Car au fond, la théorie de la complexité « permet l’émergence, dans son propre champ, de ce qui avait été jusqu’alors
rejeté hors de la science : le monde et le sujet » (52). « La science occidentale s’est fondée sur l’élimination positiviste
du sujet à partir de l’idée que les objets pouvaient être observés et expliqués en tant que tel » (54). « Le sujet est
renvoyé, comme perturbation ou bruit, précisément parce qu’il est indescriptible selon les critères de l’objectivisme
» (55).

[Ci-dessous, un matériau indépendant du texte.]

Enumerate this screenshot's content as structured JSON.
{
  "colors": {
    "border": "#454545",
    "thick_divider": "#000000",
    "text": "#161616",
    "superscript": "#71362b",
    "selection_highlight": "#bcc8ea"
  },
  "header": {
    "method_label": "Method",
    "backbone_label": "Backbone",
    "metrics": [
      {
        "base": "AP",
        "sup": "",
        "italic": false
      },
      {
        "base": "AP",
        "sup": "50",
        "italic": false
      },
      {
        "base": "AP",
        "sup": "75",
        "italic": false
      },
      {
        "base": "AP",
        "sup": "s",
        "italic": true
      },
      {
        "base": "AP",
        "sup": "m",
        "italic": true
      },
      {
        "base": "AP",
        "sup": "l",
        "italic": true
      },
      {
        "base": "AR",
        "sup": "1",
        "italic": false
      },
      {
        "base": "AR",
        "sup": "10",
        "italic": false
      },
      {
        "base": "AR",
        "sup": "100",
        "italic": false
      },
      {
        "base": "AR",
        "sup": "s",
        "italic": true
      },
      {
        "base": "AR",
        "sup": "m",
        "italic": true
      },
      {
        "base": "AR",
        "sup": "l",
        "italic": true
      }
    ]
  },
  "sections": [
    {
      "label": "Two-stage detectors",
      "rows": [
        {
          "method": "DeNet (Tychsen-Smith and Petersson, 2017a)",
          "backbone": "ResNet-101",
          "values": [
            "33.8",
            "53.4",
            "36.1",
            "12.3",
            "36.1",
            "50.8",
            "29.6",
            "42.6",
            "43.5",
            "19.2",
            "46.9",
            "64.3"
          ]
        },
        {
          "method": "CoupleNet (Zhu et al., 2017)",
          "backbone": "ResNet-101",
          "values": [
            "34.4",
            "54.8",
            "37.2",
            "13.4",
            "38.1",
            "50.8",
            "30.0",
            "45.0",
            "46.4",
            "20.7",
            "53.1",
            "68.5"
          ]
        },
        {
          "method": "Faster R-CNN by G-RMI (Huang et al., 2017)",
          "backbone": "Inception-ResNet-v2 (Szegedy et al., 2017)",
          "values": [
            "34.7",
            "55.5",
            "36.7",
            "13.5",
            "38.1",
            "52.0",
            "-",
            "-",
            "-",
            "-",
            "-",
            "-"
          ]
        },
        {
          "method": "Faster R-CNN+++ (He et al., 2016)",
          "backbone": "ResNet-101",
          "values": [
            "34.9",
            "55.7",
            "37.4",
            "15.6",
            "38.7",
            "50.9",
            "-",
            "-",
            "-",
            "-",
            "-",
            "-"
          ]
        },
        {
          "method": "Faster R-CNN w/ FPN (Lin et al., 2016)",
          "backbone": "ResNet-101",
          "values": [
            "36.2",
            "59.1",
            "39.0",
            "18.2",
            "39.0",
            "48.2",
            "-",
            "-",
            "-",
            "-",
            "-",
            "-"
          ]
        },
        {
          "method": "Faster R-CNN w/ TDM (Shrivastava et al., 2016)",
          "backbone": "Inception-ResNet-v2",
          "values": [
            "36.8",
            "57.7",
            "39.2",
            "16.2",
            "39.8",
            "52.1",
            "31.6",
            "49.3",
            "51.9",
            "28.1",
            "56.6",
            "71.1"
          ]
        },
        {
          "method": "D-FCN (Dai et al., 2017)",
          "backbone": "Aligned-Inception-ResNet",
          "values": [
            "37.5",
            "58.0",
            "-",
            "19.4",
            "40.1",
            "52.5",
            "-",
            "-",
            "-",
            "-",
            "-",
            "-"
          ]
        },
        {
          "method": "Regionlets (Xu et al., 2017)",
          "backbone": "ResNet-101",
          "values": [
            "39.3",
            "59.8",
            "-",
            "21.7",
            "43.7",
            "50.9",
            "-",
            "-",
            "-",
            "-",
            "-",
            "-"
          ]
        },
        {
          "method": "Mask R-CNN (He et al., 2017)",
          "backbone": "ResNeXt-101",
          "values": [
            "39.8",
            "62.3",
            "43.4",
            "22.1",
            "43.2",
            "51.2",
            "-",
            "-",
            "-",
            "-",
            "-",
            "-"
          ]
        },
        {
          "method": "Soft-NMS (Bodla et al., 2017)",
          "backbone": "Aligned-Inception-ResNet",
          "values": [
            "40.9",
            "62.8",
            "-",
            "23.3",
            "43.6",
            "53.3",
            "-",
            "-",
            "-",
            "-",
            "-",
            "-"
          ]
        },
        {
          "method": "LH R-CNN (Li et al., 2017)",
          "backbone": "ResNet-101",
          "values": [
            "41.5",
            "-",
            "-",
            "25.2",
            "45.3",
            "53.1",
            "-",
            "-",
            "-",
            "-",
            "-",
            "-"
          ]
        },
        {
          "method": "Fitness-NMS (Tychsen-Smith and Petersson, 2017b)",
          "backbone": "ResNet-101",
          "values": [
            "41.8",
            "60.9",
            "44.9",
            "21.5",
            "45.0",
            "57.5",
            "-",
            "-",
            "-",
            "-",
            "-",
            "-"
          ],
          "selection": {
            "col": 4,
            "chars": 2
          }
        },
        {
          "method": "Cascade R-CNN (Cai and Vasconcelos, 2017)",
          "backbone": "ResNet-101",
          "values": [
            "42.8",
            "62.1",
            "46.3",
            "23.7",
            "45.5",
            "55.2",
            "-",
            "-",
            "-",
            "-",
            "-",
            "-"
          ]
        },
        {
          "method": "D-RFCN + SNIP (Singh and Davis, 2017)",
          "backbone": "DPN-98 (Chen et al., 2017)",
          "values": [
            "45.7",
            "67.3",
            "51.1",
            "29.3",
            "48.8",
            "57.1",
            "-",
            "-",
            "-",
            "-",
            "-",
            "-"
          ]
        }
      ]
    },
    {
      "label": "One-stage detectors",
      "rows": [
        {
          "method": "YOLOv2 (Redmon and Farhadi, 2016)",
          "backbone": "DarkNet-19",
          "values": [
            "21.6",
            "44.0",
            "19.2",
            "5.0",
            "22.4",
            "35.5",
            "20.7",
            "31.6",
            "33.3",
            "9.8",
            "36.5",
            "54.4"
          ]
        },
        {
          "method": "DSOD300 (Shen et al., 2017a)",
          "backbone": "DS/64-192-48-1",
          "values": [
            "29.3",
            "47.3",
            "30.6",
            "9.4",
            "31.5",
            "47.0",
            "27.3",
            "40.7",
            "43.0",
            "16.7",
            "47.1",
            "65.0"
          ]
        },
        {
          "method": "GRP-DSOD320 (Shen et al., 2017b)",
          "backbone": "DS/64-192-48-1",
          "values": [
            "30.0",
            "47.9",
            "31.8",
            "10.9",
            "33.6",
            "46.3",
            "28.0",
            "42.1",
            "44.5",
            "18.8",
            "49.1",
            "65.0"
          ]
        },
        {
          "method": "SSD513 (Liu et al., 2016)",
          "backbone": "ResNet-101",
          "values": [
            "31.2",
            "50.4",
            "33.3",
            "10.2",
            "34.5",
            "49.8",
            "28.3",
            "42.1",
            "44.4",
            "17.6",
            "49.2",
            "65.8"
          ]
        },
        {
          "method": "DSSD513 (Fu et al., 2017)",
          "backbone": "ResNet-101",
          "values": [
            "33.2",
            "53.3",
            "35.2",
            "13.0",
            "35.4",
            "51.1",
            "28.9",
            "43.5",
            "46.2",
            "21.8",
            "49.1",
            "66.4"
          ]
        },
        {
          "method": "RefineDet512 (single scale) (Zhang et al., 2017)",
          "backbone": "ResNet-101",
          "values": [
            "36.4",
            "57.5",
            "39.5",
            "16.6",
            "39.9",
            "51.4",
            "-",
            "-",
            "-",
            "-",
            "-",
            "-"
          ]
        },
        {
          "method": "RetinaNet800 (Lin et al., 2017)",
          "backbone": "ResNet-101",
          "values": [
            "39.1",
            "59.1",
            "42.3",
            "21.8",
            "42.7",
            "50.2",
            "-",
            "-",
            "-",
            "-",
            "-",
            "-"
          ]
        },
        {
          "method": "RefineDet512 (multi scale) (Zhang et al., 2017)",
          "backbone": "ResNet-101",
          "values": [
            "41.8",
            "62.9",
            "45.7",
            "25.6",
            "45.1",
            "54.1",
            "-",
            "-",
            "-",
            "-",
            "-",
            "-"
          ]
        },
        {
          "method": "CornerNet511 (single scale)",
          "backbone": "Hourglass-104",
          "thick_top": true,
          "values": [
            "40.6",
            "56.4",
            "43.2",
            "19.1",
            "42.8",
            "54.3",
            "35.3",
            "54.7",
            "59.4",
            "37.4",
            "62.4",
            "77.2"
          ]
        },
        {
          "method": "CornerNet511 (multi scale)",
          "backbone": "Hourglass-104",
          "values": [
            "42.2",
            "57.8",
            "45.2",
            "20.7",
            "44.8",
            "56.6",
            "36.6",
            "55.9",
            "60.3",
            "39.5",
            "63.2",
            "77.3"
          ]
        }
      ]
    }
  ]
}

Mais le sujet « prend sa revanche dans la morale, la métaphysique, l’idéologie ». Et plus loin, « l’objet, à la
limite le monde, devient bruit » (56). « Ainsi apparaît le grand paradoxe : sujet et objet sont indissociables, mais
notre mode de pensée exclut l’un par l’autre » (57). Ce rapport du sujet et de l’objet peut être réconcilié : « ainsi le
monde est à l’intérieur de notre esprit, lequel est à l’intérieur du monde » (60). Cela permet le dépassement si l’effort
porte sur la « relation entre le chercheur et l’objet de sa connaissance, en portant consubstantiellement un principe
d’incertitude et d’autoréférence » (61) ; cela nous permet « de nous distancier à nous même, de nous regarder de
l’extérieur, de nos objectiver » (62), ce qui, d’une certaine façon, renvoie à l’indécidabilité de Gödel.